It has long been thought that damaged cartilage and bone tissues could not be regenerated, but thanks to advances in research that have disproved this belief, many international research strands have opened up that aim at biological joint reconstruction.

Professor Maurilio Marcacci, Head of the Centre for Knee Joint Reconstruction at Humanitas, and Professor Elizaveta Kon, specialist at the Centre and Head of the Translational Orthopedics Section, spoke on the subject in a service by Tg2 Medicina 33.

“This is because cartilage has been shown to have a certain capacity to regenerate, especially if the reasons for the damage have been corrected. The use of materials that reconstruct cartilage and bone helps cartilage in this regeneration,” explains Prof. Marcacci.


Using the scaffolds

The treatment can include the use of scaffolds, special support structures made of cutting-edge biomaterials: “These are clinical studies of effectiveness, in which we compare new biomaterials to more traditional techniques considered routine. The aim of the studies is to demonstrate that new techniques are more scientifically valid than those already established in clinical practice.

The area of the knee that has experienced degeneration is identified, and during surgery, the scaffold is placed inside the joint in place of the damaged bone and cartilage. The cells then come from the patient’s bone marrow, enter the scaffold and recreate the bone and cartilage. The scaffold should disappear within a year, as it is bioactive and completely absorbable,” says Professor Kon.
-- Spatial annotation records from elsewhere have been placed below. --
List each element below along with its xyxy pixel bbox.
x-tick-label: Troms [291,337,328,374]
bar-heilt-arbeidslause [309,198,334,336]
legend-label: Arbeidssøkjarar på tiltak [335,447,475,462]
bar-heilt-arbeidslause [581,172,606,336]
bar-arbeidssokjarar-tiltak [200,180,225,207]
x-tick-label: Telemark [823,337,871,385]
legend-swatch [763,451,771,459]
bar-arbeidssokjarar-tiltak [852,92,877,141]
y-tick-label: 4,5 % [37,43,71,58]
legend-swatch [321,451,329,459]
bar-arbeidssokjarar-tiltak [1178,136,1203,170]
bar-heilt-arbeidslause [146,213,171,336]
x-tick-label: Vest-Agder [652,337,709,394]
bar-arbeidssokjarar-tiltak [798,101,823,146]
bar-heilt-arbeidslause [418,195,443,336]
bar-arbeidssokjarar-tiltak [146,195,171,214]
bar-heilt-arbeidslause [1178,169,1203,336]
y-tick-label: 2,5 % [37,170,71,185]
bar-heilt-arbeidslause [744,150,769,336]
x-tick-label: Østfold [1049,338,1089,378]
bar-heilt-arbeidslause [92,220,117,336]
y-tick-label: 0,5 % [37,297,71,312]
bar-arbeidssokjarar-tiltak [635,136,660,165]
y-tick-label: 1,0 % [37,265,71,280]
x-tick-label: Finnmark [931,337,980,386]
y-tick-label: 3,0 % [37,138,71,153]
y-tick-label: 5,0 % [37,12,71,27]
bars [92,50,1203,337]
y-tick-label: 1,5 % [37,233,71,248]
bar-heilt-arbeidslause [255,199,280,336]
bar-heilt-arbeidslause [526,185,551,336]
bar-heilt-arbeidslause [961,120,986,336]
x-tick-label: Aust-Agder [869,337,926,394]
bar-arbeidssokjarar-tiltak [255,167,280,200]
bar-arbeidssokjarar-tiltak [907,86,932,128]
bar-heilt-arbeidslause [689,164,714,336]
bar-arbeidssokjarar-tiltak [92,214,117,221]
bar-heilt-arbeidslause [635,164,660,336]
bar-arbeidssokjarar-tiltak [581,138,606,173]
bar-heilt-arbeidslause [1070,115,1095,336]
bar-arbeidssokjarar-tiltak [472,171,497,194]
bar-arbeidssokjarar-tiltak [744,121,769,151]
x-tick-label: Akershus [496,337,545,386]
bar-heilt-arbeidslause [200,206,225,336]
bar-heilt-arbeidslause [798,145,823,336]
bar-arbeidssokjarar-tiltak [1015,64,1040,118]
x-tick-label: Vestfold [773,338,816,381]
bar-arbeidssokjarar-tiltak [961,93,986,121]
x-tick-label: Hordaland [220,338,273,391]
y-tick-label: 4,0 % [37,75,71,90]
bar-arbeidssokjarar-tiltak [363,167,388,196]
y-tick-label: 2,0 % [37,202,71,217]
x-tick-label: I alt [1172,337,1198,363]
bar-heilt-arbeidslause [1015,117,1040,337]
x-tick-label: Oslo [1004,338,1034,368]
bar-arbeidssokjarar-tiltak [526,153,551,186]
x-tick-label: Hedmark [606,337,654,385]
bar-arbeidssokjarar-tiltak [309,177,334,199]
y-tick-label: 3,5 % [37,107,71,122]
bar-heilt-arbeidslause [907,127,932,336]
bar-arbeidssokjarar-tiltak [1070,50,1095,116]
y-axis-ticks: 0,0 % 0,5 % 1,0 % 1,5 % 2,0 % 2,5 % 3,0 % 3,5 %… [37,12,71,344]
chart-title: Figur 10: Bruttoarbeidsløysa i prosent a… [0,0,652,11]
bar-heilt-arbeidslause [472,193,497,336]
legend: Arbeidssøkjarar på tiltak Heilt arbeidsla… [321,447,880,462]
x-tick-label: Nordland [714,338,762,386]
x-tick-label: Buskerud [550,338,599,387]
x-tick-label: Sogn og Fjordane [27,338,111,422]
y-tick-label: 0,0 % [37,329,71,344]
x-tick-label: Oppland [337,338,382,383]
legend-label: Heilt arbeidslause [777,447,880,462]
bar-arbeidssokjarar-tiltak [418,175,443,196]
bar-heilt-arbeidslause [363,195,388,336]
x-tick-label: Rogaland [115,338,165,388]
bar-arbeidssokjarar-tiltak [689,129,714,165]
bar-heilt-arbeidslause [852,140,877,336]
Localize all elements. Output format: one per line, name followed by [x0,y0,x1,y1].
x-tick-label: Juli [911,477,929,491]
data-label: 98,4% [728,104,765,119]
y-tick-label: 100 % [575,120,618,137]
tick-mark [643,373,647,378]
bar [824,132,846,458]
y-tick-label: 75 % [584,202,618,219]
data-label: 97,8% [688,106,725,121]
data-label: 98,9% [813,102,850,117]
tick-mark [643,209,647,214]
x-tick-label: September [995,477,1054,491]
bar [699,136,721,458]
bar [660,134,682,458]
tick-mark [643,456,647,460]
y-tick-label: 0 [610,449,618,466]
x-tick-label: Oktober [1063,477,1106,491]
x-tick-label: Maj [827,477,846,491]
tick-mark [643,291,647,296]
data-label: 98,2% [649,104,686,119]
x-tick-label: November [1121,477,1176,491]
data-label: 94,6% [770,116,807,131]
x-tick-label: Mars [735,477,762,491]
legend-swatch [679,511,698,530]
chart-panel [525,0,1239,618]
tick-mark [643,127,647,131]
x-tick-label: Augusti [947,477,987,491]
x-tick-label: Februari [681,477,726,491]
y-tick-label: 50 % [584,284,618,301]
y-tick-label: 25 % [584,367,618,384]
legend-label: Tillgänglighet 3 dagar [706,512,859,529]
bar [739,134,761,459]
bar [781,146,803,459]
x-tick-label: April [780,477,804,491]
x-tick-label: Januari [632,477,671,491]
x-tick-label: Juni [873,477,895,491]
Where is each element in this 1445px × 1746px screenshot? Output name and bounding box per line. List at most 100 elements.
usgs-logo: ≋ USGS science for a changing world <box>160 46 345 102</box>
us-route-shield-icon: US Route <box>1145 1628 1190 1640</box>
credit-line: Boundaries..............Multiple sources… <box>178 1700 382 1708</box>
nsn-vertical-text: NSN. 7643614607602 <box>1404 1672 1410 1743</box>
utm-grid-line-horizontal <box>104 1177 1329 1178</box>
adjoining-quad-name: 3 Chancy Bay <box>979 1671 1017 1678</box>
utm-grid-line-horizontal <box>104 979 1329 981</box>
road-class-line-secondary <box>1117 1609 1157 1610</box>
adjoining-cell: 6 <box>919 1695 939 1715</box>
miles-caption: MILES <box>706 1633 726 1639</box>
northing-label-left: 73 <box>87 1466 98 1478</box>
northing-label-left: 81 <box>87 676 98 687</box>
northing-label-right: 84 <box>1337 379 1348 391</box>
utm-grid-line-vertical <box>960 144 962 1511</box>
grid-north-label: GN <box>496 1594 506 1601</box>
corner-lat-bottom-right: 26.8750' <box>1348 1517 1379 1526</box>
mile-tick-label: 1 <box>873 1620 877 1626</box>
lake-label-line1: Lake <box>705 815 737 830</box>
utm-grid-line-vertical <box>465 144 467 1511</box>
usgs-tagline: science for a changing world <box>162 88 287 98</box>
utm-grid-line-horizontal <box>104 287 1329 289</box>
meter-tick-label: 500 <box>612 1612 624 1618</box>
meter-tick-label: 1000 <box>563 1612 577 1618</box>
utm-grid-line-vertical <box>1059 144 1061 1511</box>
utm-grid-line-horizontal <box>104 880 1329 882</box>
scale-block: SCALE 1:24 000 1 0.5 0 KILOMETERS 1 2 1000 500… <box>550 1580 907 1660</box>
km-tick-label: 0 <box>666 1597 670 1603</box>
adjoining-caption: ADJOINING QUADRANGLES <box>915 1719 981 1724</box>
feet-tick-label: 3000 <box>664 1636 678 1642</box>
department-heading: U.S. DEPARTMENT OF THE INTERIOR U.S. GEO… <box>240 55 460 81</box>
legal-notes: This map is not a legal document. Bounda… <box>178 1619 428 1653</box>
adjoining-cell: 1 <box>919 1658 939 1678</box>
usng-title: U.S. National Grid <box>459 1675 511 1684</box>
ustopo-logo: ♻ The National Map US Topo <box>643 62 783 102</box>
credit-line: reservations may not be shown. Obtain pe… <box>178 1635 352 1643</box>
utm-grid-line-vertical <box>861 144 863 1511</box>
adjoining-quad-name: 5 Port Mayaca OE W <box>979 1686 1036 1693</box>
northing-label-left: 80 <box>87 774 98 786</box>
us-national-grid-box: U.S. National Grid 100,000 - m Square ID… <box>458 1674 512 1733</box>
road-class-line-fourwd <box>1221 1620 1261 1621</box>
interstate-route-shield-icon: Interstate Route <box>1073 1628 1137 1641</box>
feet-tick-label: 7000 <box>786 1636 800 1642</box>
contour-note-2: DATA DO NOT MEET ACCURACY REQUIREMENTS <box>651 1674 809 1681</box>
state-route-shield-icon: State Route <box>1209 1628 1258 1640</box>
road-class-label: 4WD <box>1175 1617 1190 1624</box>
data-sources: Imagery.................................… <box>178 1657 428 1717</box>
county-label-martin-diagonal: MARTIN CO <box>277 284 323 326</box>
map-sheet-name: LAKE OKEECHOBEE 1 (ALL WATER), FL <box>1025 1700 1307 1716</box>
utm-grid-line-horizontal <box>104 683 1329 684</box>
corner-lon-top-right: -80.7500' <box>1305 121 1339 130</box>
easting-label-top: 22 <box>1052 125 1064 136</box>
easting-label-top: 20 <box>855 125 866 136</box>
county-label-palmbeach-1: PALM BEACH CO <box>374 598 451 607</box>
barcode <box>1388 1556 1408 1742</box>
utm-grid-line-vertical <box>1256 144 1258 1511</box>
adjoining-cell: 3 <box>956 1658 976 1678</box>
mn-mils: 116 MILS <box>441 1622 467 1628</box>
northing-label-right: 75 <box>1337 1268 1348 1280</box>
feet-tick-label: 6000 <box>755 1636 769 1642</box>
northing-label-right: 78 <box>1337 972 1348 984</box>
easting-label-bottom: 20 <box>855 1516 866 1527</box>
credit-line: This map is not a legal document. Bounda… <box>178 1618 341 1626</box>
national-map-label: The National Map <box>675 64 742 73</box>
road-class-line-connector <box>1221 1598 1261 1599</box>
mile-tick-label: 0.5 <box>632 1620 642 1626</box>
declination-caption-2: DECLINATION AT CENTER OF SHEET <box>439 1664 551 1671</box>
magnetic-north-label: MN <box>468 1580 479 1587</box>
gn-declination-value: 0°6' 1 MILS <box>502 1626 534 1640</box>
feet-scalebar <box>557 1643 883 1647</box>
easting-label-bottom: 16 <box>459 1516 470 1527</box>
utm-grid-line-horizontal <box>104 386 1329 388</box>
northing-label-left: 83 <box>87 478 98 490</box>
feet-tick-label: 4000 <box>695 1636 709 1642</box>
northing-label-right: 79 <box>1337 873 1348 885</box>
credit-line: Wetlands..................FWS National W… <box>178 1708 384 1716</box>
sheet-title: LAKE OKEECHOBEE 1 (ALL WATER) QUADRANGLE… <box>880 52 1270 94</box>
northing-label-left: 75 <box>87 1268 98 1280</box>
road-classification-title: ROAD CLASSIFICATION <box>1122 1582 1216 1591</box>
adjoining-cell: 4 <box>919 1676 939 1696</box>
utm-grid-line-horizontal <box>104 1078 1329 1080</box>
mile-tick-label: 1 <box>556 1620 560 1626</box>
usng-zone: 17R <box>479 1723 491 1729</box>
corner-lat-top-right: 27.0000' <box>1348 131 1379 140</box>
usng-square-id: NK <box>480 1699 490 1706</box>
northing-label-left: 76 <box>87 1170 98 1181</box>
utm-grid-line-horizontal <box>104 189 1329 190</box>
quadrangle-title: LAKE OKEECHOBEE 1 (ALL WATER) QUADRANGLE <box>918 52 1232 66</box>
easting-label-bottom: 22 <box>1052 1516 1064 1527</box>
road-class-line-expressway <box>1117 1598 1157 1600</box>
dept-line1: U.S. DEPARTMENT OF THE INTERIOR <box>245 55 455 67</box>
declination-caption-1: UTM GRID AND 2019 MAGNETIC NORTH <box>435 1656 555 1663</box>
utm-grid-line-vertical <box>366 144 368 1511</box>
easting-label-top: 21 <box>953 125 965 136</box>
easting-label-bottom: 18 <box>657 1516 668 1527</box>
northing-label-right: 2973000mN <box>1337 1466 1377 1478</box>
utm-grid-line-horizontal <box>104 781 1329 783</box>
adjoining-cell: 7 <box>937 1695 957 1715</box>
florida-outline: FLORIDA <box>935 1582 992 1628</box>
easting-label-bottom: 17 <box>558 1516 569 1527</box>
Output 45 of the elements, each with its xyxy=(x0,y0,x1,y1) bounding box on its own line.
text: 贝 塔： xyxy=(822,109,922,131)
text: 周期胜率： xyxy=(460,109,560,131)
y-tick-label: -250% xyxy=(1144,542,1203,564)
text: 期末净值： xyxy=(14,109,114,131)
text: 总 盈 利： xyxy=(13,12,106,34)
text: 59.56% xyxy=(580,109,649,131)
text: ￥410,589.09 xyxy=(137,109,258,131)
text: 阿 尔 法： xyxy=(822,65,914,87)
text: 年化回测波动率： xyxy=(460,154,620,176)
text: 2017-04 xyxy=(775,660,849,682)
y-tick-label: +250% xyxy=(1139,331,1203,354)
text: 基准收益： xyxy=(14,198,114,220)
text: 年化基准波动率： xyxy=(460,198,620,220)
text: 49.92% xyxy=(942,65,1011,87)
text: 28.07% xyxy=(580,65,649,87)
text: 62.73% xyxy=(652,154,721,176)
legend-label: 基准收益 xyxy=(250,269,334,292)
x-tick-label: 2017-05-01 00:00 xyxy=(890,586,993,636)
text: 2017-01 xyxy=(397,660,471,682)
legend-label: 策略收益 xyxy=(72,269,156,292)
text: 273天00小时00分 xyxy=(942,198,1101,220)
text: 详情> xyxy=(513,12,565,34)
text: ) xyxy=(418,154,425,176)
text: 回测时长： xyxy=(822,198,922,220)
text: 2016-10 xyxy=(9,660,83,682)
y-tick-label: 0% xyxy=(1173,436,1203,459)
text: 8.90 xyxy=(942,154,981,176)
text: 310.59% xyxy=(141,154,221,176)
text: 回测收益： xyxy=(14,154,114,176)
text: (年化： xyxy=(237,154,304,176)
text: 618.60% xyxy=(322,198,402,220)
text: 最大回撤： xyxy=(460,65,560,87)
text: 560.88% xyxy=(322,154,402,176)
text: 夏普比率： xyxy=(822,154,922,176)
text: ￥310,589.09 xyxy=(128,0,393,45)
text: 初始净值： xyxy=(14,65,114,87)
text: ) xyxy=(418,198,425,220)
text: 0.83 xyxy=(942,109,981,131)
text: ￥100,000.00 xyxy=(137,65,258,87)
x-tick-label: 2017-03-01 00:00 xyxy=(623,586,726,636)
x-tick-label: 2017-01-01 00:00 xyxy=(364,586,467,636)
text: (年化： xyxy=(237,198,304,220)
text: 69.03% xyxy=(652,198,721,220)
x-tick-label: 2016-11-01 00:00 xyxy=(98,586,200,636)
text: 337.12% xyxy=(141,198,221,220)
In what cases do you prefer joint reconstruction to prosthesis?

“We tend to try to intervene on joint reconstruction in young patients, with high functional demands and a future ahead,” says the professor.

“The indication is based on the severity of the disease – adds Prof. Marcacci. A very serious illness in a young patient requires the use of joint prostheses. A patient of modest severity, even at a certain age, can be treated conservatively. It is then difficult to think of reconstructing cartilage if the reason for its occurrence has not been identified before: an accurate diagnosis is therefore fundamental”.